Opinions about 3-year-old Thoroughbreds run rampant this time of year. But a lot of racing fans took notice when long-time observer Steve Haskin moved Win Win Win into the top half of his “Derby Dozen” rankings following the colt's record-shattering victory in the 7-furlong Pasco Stakes at Tampa on Jan. 19.
This week, Haskin raised Win Win Win to the No. 4 spot, behind trainer Bob Baffert's 1-2 punch of Game Winner and Improbable and Grade II Risen Star Stakes presented by Lamarque Ford winner War of Will. As if to affirm Haskin's high opinion, Win Win Win breezed 5 furlongs from the Tampa Bay Downs starting gate this morning in 59 1/5 seconds with Antonio Gallardo aboard, the fastest of 33 recorded times at the distance.
The Live Oak Plantation homebred, who is among 54 nominees for the 39th renewal of the Grade II, $400,000 Lambholm South Tampa Bay Derby on Festival Day 39 on March 9, appears ready to take the next step toward a berth in the Kentucky Derby Presented by Woodford Reserve on May 4.

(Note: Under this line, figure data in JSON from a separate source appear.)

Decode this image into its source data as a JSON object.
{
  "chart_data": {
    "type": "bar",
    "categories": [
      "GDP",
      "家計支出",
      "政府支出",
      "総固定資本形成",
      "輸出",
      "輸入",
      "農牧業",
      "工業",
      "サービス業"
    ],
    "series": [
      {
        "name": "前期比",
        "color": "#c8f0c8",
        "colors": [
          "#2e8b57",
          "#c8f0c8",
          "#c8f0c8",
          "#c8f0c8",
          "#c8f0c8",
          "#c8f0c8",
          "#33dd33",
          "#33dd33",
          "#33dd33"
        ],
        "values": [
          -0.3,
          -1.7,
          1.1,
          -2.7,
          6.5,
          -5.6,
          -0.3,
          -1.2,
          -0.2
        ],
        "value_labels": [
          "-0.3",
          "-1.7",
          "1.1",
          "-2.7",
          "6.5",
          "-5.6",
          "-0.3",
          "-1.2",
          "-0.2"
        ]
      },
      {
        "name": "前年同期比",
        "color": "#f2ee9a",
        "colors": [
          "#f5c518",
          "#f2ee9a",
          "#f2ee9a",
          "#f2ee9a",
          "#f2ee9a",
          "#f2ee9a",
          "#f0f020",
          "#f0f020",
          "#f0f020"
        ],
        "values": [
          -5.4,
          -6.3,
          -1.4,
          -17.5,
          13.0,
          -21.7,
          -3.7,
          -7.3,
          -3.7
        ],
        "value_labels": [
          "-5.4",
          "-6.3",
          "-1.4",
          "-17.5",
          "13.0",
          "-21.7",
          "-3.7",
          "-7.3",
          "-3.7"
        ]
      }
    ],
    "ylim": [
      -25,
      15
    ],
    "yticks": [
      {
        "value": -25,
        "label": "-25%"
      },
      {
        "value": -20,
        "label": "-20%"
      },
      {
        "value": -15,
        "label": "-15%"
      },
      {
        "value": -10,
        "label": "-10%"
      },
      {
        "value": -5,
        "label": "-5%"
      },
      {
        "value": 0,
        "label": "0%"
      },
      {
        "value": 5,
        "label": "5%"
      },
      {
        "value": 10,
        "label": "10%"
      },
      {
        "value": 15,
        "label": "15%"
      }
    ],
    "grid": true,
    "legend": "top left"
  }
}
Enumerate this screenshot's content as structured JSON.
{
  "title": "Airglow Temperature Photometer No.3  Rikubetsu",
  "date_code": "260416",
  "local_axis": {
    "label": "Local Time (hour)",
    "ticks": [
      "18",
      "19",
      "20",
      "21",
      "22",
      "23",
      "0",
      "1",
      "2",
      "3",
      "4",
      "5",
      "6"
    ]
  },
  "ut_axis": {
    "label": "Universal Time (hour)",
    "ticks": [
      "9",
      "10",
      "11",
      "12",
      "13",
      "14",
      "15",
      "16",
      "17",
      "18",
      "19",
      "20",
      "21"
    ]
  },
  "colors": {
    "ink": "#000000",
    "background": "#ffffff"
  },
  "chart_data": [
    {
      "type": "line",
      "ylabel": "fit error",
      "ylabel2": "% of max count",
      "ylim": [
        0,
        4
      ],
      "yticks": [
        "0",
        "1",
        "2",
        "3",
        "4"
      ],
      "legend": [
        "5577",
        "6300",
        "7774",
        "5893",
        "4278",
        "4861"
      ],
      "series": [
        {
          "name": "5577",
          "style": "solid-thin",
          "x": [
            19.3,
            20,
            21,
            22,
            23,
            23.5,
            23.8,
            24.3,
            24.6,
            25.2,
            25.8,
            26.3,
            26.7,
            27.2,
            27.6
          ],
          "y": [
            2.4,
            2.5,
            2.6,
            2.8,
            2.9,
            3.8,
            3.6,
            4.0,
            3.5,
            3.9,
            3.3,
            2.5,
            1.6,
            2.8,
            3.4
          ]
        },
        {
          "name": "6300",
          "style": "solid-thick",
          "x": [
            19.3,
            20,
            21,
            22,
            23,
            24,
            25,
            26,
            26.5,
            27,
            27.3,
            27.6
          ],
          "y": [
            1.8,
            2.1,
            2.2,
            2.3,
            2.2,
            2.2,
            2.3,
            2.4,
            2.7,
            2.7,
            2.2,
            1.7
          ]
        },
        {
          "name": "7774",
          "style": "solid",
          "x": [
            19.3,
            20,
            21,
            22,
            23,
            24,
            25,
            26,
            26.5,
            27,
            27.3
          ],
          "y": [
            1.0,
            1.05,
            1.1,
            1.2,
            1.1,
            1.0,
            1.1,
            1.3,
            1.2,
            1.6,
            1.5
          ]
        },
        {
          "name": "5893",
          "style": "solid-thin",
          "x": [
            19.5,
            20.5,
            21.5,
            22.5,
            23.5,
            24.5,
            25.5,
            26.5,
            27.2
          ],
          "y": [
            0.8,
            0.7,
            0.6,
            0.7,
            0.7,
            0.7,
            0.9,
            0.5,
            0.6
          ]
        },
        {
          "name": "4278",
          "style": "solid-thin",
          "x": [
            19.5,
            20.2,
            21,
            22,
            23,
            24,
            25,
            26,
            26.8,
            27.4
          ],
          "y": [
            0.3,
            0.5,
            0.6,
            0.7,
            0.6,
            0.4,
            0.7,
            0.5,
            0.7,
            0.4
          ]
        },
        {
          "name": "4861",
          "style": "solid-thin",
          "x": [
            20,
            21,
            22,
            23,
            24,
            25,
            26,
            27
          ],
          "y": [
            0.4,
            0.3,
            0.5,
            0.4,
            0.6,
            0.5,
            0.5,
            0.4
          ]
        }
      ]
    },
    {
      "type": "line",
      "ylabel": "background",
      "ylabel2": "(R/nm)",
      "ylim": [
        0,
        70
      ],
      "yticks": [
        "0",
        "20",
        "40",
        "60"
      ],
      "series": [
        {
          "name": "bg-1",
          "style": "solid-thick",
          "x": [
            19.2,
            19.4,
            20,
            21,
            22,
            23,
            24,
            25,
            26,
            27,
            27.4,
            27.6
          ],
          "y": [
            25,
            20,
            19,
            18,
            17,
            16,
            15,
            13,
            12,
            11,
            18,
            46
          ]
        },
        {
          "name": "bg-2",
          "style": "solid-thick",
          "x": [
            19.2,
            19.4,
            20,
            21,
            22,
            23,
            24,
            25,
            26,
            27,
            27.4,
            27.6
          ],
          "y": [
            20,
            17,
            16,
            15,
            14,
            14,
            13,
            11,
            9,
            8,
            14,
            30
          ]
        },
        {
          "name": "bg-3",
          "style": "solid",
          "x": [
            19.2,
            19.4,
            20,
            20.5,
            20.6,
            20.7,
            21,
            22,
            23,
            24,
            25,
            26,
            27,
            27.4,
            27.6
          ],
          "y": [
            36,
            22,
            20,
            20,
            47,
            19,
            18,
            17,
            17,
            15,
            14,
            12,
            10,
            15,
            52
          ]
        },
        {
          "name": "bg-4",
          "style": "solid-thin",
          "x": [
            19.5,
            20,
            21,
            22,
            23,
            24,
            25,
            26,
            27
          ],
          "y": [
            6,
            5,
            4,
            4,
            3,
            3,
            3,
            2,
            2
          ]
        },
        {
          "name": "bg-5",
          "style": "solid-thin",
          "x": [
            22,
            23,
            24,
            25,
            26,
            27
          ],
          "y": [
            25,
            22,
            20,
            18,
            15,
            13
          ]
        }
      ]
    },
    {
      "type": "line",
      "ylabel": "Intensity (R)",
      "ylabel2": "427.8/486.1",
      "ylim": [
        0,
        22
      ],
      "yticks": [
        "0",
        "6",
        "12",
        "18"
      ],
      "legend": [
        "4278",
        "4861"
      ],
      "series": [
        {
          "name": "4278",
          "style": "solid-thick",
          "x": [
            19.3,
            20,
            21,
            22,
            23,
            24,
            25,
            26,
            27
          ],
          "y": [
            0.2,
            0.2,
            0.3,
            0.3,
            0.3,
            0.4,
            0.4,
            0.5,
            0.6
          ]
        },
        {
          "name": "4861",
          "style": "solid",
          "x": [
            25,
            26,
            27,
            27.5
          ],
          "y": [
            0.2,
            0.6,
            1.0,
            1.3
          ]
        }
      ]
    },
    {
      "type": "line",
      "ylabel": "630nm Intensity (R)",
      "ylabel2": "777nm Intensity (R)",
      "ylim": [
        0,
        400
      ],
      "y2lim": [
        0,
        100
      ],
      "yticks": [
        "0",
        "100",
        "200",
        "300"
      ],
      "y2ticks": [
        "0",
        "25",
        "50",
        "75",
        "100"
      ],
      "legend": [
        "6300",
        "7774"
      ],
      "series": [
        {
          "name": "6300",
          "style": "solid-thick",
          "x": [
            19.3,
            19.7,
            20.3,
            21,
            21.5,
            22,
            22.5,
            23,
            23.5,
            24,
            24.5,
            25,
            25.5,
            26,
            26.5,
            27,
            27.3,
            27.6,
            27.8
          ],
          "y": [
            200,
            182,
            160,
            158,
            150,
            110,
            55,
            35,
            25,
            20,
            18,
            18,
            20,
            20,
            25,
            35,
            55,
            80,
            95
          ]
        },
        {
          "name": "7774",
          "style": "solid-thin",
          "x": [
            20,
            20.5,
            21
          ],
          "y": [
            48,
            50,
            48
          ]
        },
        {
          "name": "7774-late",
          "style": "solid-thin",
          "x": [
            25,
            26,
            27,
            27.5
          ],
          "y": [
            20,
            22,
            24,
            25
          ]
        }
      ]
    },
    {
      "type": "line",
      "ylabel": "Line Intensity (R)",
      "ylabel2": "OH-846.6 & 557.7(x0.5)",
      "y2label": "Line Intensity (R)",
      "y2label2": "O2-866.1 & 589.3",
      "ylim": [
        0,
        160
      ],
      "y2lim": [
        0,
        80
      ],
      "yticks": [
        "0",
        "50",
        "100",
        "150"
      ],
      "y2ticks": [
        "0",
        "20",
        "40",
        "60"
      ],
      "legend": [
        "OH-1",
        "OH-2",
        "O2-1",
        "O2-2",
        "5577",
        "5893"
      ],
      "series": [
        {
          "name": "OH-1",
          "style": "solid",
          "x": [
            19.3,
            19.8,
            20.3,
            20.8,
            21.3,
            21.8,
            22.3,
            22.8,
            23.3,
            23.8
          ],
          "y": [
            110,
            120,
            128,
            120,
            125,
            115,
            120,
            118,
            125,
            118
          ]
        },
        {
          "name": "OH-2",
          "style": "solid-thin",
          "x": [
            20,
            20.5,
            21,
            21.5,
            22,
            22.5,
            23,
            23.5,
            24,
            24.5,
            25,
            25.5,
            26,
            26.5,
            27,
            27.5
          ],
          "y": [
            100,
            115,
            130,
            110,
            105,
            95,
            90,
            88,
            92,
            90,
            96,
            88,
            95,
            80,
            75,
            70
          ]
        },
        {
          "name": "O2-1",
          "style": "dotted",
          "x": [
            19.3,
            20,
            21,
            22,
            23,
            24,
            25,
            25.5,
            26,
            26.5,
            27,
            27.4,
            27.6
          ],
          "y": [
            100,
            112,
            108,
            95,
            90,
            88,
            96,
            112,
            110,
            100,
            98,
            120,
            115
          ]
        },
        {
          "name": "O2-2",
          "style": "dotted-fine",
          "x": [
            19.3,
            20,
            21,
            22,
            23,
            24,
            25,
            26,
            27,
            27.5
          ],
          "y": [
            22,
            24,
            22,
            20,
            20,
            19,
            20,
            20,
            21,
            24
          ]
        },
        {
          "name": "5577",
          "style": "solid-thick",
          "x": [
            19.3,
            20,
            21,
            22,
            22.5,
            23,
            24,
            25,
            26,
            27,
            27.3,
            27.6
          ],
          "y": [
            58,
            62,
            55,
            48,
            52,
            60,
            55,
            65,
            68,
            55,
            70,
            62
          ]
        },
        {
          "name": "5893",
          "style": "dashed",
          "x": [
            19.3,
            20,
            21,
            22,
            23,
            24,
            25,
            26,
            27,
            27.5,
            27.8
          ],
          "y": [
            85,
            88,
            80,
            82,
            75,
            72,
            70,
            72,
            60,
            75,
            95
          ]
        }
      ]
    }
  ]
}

First things first, but even veteran trainer Michael Trombetta, who saddled Sweetnorthernsaint to a Kentucky Derby appearance and a second-place Preakness finish to Bernardini in 2006, is starting to get that faraway, springtime-in-Louisville look.
“He (Win Win Win) is one of those kind of horses that does what you tell him to do. If I want him to work a half-mile in 52 seconds he does it, and if I need him to work faster than that he'll do that, too,” Trombetta said. “I've made several trips here to watch him work (since the Pasco), and he is doing everything I would have hoped for going into (the Lambholm South Tampa Bay Derby).
“He's very willing to do whatever you need him to do, and when you ask him to do more, he does more.”
What Win Win Win hasn't done in his four-race career, as Trombetta is quick to acknowledge, is race around two turns. That would change in the Lambholm South Tampa Bay Derby, contested at a distance of a mile-and-a-sixteenth on the main track.
The Florida-bred's breeding would suggest he'll go even farther than eight-and-a-half furlongs; both his paternal and maternal grandsires, Sunday Silence and Smarty Jones, won the Kentucky Derby and Preakness and finished second in the Belmont. But there are no guarantees at this level, and Trombetta knows March 9 is something of an acid test for his promising youngster.
“We're hoping he can get us to those distances, but I truly don't know. He needs to show that he's good enough to do that – they all do,” Trombetta said. “There will be plenty of good horses in that starting gate as they're all starting to converge on these bigger races, so this is the next test.
“We've been putting some nice gallops and nice breezes under him and he is doing everything he's supposed to, so I'm as anxious as anyone else to see what he will do.”